C’est pourquoi je decide d’accorder une attention particulière à ce qui composera mes rations lyophilisées du matin. Un petit-déjeuner chaud et réconfortant peut faire toute la différence lorsqu’on se réveille dans une tente gelée, avec une longue journée encore devant soi. Ce n’est pas du luxe : c’est de la stratégie.



Sur un itinéraire arctique, les repas chauds sont une denrée rare. Il n’y en a que deux par jour : le petit-déjeuner et le dîner. Un « vrai » déjeuner ? C’est un fantasme. L’apport de la mi-journée se résume à des barres énergétiques, des mélanges de fruits secs, un thermos de thé et toutes les collations hypercaloriques accessibles sans s’arrêter.

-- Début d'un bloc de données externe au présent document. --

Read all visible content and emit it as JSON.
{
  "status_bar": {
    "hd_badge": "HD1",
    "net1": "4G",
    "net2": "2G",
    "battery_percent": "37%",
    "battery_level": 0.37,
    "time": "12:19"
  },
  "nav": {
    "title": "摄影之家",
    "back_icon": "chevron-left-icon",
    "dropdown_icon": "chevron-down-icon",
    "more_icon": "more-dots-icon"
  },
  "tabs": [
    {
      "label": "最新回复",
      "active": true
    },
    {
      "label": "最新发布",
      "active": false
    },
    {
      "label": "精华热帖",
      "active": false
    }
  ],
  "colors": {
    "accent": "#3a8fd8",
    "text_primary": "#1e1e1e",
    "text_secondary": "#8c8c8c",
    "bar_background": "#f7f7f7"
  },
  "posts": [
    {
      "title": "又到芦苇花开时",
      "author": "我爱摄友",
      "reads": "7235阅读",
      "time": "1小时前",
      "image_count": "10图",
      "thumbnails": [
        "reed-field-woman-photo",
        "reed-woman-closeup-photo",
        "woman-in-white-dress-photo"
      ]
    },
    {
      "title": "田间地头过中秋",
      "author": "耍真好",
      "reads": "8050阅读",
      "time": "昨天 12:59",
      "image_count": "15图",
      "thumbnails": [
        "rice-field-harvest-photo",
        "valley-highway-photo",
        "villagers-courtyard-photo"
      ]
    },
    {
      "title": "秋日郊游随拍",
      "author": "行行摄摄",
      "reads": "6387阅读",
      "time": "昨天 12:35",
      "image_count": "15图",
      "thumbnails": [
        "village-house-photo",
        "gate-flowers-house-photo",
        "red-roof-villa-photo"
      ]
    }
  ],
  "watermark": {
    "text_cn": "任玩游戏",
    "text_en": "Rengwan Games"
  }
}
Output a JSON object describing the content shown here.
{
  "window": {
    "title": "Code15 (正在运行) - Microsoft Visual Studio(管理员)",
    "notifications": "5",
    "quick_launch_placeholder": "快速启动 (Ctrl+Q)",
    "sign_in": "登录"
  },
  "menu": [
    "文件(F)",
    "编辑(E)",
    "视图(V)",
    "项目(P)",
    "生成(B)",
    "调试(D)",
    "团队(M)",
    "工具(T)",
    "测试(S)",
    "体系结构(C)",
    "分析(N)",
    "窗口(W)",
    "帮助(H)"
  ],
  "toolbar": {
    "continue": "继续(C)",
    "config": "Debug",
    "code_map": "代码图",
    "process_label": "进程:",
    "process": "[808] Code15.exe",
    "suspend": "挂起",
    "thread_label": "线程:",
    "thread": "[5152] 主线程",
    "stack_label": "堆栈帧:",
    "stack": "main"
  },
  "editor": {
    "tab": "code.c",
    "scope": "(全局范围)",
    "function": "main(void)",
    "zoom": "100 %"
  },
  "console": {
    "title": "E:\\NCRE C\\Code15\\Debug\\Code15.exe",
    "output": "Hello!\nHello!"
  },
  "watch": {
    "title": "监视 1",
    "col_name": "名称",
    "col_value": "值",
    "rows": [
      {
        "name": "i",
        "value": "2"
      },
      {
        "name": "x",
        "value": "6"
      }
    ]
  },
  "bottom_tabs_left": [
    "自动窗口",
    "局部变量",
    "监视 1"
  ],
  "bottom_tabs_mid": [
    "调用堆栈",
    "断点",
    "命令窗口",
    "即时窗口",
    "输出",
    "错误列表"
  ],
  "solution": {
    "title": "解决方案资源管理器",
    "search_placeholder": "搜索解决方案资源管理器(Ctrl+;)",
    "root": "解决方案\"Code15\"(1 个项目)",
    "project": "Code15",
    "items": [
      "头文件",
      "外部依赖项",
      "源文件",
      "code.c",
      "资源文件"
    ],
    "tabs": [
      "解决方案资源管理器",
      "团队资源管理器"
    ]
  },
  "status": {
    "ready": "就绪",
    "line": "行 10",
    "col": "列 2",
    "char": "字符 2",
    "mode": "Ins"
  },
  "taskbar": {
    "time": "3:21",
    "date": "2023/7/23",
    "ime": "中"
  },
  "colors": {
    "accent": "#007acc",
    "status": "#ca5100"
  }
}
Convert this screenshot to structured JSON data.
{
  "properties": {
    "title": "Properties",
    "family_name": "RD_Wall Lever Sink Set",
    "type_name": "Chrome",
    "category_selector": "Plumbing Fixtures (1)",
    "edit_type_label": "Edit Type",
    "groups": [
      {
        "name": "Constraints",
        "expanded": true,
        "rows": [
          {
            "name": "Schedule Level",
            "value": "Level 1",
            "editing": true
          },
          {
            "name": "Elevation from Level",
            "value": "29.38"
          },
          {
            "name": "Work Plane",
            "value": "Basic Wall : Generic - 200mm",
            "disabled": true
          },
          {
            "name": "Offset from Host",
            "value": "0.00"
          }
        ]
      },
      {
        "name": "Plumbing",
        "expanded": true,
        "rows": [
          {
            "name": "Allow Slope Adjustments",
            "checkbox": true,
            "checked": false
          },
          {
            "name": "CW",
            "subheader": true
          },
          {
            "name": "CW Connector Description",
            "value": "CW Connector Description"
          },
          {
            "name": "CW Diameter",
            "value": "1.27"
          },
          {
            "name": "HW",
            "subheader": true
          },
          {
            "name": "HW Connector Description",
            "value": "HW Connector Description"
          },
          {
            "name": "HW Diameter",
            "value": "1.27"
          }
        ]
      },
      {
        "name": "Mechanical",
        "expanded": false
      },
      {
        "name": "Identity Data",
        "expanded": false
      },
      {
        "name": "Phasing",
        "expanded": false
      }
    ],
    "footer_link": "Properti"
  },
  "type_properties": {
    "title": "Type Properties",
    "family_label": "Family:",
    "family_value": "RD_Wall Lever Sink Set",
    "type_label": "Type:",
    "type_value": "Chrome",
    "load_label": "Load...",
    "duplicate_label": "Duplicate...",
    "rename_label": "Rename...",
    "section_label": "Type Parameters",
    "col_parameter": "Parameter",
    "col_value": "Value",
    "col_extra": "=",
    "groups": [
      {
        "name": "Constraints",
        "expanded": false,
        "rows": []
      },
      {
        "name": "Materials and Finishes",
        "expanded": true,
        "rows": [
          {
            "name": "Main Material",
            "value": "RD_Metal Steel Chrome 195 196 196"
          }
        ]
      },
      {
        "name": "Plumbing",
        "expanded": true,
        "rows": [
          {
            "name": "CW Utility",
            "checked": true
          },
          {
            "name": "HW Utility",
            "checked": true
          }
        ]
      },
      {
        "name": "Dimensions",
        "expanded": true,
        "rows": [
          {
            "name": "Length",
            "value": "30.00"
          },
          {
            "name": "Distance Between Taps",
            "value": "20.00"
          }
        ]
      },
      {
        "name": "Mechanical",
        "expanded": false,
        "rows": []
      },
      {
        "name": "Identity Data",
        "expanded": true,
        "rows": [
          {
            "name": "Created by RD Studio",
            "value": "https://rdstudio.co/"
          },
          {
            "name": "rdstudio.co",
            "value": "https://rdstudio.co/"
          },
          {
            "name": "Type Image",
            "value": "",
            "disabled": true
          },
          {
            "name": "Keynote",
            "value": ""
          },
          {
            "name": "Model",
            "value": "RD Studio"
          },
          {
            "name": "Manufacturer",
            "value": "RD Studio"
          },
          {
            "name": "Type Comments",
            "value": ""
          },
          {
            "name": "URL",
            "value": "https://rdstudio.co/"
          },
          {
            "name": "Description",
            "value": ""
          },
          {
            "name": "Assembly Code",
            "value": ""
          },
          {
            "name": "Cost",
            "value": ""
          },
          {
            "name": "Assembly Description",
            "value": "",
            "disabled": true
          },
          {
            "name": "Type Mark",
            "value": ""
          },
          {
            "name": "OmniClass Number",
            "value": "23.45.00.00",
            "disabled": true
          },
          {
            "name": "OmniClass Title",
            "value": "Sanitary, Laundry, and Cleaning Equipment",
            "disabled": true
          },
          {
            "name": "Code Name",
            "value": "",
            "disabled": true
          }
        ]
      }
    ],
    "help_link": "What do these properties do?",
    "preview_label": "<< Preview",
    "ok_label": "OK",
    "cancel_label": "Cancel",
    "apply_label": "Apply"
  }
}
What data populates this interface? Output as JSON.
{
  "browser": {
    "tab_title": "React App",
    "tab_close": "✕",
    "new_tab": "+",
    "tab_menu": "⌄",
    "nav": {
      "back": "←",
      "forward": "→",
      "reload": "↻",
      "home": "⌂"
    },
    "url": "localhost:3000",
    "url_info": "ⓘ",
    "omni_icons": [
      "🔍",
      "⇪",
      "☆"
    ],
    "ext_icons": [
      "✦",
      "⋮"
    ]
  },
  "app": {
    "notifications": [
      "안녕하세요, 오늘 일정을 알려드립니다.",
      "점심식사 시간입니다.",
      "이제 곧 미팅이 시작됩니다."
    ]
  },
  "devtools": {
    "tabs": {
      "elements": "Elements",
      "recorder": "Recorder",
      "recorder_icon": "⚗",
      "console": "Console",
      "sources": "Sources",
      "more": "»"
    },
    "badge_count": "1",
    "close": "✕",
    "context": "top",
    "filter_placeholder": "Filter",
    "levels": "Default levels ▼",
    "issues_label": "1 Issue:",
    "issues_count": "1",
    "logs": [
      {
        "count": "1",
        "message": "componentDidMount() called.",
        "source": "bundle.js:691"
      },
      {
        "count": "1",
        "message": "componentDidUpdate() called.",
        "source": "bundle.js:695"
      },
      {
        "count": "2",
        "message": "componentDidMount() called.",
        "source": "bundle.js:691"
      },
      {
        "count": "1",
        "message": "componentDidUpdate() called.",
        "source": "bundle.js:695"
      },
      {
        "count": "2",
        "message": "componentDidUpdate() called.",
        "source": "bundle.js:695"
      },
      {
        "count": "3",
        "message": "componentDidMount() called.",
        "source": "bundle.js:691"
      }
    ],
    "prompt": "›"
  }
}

Cela signifie que le petit-déjeuner n’est pas seulement important : il est absolument crucial. Il doit fournir l’énergie nécessaire du premier pas du matin jusqu’au dernier effort pour tirer la pulka le soir. Le froid peut couper l’appétit ; il est donc essentiel d’aimer réellement ce que l’on emporte.


En moyenne, une traversée arctique nécessite environ 5 000 calories par jour, en tenant compte des températures basses, de l’effort intense lié au portage du matériel, de l’exposition au vent et de la longueur des journées. Je répartis cet apport avec 600 à 800 calories au petit-déjeuner, 1 500 sous forme de collations en cours de route, 1 200 au dîner, et environ 600 calories dédiées aux « boosters de moral », comme le chocolat.



Le marché propose aujourd’hui une variété étonnante de plats lyophilisés ; j’ai donc passé une commande en gros auprès de plusieurs marques afin de les tester pour le goût, la texture, la facilité de préparation — et bien sûr, leur impact sur le moral. À l’issue de ce marathon de dégustation, j’ai sélectionné quelques favoris pour couvrir les dix matinées de l’expédition. Je ne suis pas attaché uniquement aux petits-déjeuners sucrés : le salé fonctionne tout aussi bien pour moi. La sélection finale comprend donc à la fois des repas à base de muesli et des plats à base d’œufs — tout ce qu’il faut pour faire avancer le corps et maintenir l’esprit en éveil.